12 Types of TV Ads, and 8 Types of Web Banners
By
\As it turns out, according to Donald Gunn, the creative director at Leo Burnett advertising agency, there are 12 types of ads.
- Demo. Example: Apple iPhone commercials
- Show Need or Problem. Example: Those annoying Cingular ads where the voice drops out making what would have been a normal conversation terribly awkward.
- Symbol, Analogy, Exaggeration. The product solves a problem. Example: Theraflu ogre ad.
- Comparison. Example: Charles Schwab posterized ads.
- Exemplary Story. Example: The VW commercials where the people in the car are just chatting it up and, then out of nowhere, boom! Crash.
- Benefit Causes Story. Example: the Lynx ad. Probably the funnies ad of the lot, both for men and women – it’s so far fetched. It’s amazing what one can get away with in the name of comedy. Watch this one if nothing else.
- Tell it. Example: UPS ad with man who needs a haircut drawing on a whiteboard.
- On Going Characters and Celebrities. Example: Subway, Mercury, Geico, Energizer Bunny, etc.
- Symbol, Analogy, Exaggeration. This time, instead of showing how the product solves a problem, the technique demonstrates a benefit of the product. Example: Starbucks, Metamucil, etc.
- Associated User Imagery. This is all about connecting the product to the type of person the advertiser thinks would be using the product. Hoping for identification. Example: Nike.
- Unique Personality Property. Example: Dyson Vacuums.
- Parody of Borrowed Format. I love this format. Basically, make fun of something popular and then stick your logo at the end. Brilliant. Example: Reality TV – Geico.
That was fun, I am sure many of you enjoyed it as much as the next person. I can think of a couple of other types that were missed. Such as the ones that leave you hanging and puzzled with out a concrete message or a call to action. What are those called?
Anyway, what’s the overlap between these formats and online advertising?
While we all know that there are many forms of online advertising, such as pay-per-lead, email, search engine keywords, adwords, etc – this next part only includes banner advertising.
Banner Advertising Classification:
- Irritate the Hell Out of People by Making the Screen Shake. You’ve seen it. Mortgage companies love this tactic. Think right-hand column empire ads in Hotmail.
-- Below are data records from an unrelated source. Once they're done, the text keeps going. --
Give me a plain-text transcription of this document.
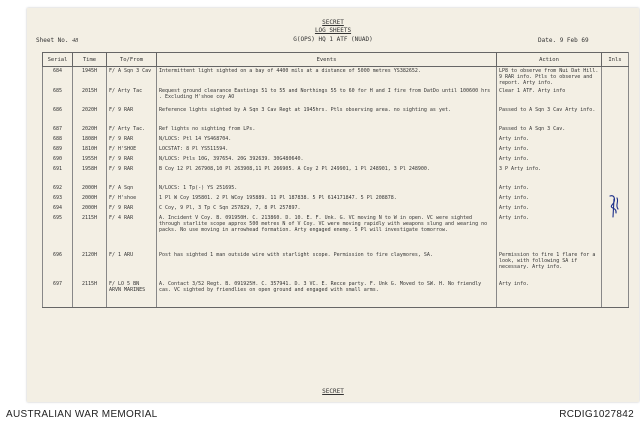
SECRET
LOG SHEETS
G(OPS) HQ 1 ATF (NUAD)
Sheet No. 48	Date. 9 Feb 69
SECRET
Serial	Time	To/From	Events	Action	Inls
684	1945H	F/ A Sqn 3 Cav	Intermittent light sighted on a bay of 4400 mils at a distance of 5000 metres YS382652.	LP8 to observe from Nui Dat Hill. 9 RAR info. Ptls to observe and report. Arty info.	
685	2015H	F/ Arty Tac	Request ground clearance Eastings 51 to 55 and Northings 55 to 60 for H and I fire from DatDo until 100600 hrs . Excluding H'shoe coy AO	Clear 1 ATF. Arty info	
686	2020H	F/ 9 RAR	Reference lights sighted by A Sqn 3 Cav Regt at 1945hrs. Ptls observing area. no sighting as yet.	Passed to A Sqn 3 Cav Arty info.	
687	2020H	F/ Arty Tac.	Ref lights no sighting from LPs.	Passed to A Sqn 3 Cav.	
688	1808H	F/ 9 RAR	N/LOCS: Ptl 14 YS468704.	Arty info.	
689	1810H	F/ H'SHOE	LOCSTAT: 8 Pl YS511594.	Arty info.	
690	1955H	F/ 9 RAR	N/LOCS: Ptls 10G, 397654. 20G 392639. 30G480640.	Arty info.	
691	1958H	F/ 9 RAR	B Coy 12 Pl 267908,10 Pl 263908,11 Pl 266905. A Coy 2 Pl 249901, 1 Pl 248901, 3 Pl 248900.	3 P Arty info.	
692	2000H	F/ A Sqn	N/LOCS: 1 Tp(-) YS 251695.	Arty info.	
693	2000H	F/ H'shoe	1 Pl W Coy 195801. 2 Pl WCoy 195889. 11 Pl 187838. 5 Pl 614171847. 5 Pl 208878.	Arty info.	
694	2000H	F/ 9 RAR	C Coy, 9 Pl, 3 Tp C Sqn 257829, 7, 8 Pl 257897.	Arty info.	
695	2115H	F/ 4 RAR	A. Incident V Coy. B. 091950H. C. 213860. D. 10. E. F. Unk. G. VC moving N to W in open. VC were sighted through starlite scope approx 500 metres N of V Coy. VC were moving rapidly with weapons slung and wearing no packs. No use moving in arrowhead formation. Arty engaged enemy. 5 Pl will investigate tomorrow.	Arty info.	
696	2120H	F/ 1 ARU	Post has sighted 1 man outside wire with starlight scope. Permission to fire claymores, SA.	Permission to fire 1 flare for a look, with following SA if necessary. Arty info.	
697	2115H	F/ LO 5 BN ARVN MARINES	A. Contact 3/52 Regt. B. 091925H. C. 357941. D. 3 VC. E. Recce party. F. Unk G. Moved to SW. H. No friendly cas. VC sighted by friendlies on open ground and engaged with small arms.	Arty info.	
AUSTRALIAN WAR MEMORIAL	RCDIG1027842
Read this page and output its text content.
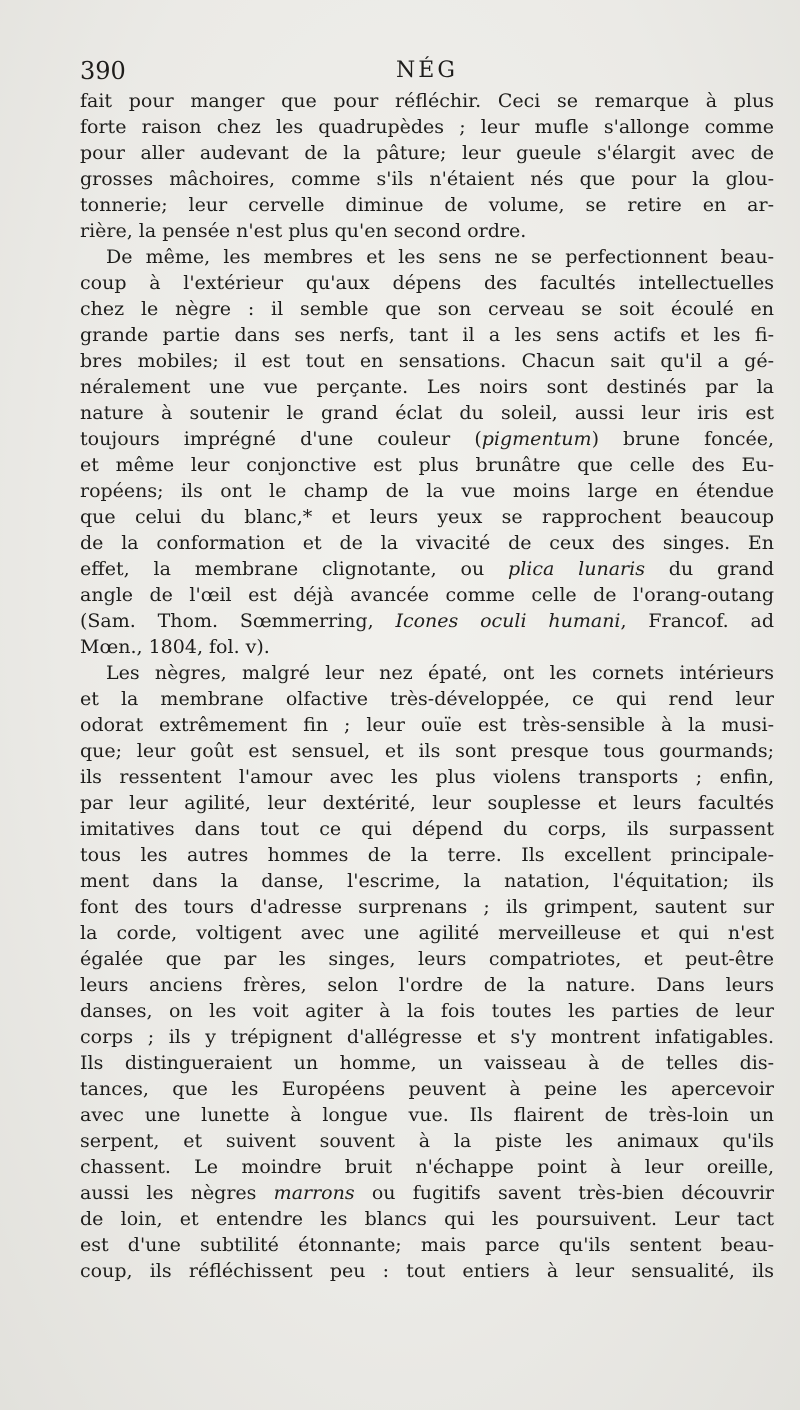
390	NÉG
fait pour manger que pour réfléchir. Ceci se remarque à plus
forte raison chez les quadrupèdes ; leur mufle s'allonge comme
pour aller audevant de la pâture; leur gueule s'élargit avec de
grosses mâchoires, comme s'ils n'étaient nés que pour la glou-
tonnerie; leur cervelle diminue de volume, se retire en ar-
rière, la pensée n'est plus qu'en second ordre.
De même, les membres et les sens ne se perfectionnent beau-
coup à l'extérieur qu'aux dépens des facultés intellectuelles
chez le nègre : il semble que son cerveau se soit écoulé en
grande partie dans ses nerfs, tant il a les sens actifs et les fi-
bres mobiles; il est tout en sensations. Chacun sait qu'il a gé-
néralement une vue perçante. Les noirs sont destinés par la
nature à soutenir le grand éclat du soleil, aussi leur iris est
toujours imprégné d'une couleur (pigmentum) brune foncée,
et même leur conjonctive est plus brunâtre que celle des Eu-
ropéens; ils ont le champ de la vue moins large en étendue
que celui du blanc,* et leurs yeux se rapprochent beaucoup
de la conformation et de la vivacité de ceux des singes. En
effet, la membrane clignotante, ou plica lunaris du grand
angle de l'œil est déjà avancée comme celle de l'orang-outang
(Sam. Thom. Sœmmerring, Icones oculi humani, Francof. ad
Mœn., 1804, fol. v).
Les nègres, malgré leur nez épaté, ont les cornets intérieurs
et la membrane olfactive très-développée, ce qui rend leur
odorat extrêmement fin ; leur ouïe est très-sensible à la musi-
que; leur goût est sensuel, et ils sont presque tous gourmands;
ils ressentent l'amour avec les plus violens transports ; enfin,
par leur agilité, leur dextérité, leur souplesse et leurs facultés
imitatives dans tout ce qui dépend du corps, ils surpassent
tous les autres hommes de la terre. Ils excellent principale-
ment dans la danse, l'escrime, la natation, l'équitation; ils
font des tours d'adresse surprenans ; ils grimpent, sautent sur
la corde, voltigent avec une agilité merveilleuse et qui n'est
égalée que par les singes, leurs compatriotes, et peut-être
leurs anciens frères, selon l'ordre de la nature. Dans leurs
danses, on les voit agiter à la fois toutes les parties de leur
corps ; ils y trépignent d'allégresse et s'y montrent infatigables.
Ils distingueraient un homme, un vaisseau à de telles dis-
tances, que les Européens peuvent à peine les apercevoir
avec une lunette à longue vue. Ils flairent de très-loin un
serpent, et suivent souvent à la piste les animaux qu'ils
chassent. Le moindre bruit n'échappe point à leur oreille,
aussi les nègres marrons ou fugitifs savent très-bien découvrir
de loin, et entendre les blancs qui les poursuivent. Leur tact
est d'une subtilité étonnante; mais parce qu'ils sentent beau-
coup, ils réfléchissent peu : tout entiers à leur sensualité, ils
- Whack-a-mole. Enough said. The point is to get people to click, right?
- TV ad on the web. Very popular on sites like Yahoo! and Collegehumor.com. Literally, the ad space looks like a mini made-for-television ad.
- Full Page Takeover. Where the entire background of the website is leased out to an advertiser. If you want to check this out, go to Pandora.com and keep refreshing the screen until you see it.
- Traditional. Simple typography, imagery, message, and call to action. An all time classic.
- “Whoa, did you see that?” rich media. Very amazing, high impact ads that stay contained in their space until the user mouse over them – at which point, the ad “unfolds” on the page overtop the page’s content, and a rich media experience is delivered. They are expensive to produce and expensive to run. But effective as hell.
- Chameleon. The ads that look like content on the site. Trickery!
- Buttons. These I don’t understand. The space is sold, and people click on them, otherwise they wouldn’t exist, right? Come on!
Ok, that’s all I have time for. I know I am missing some obvious ones, so please help me complete this list.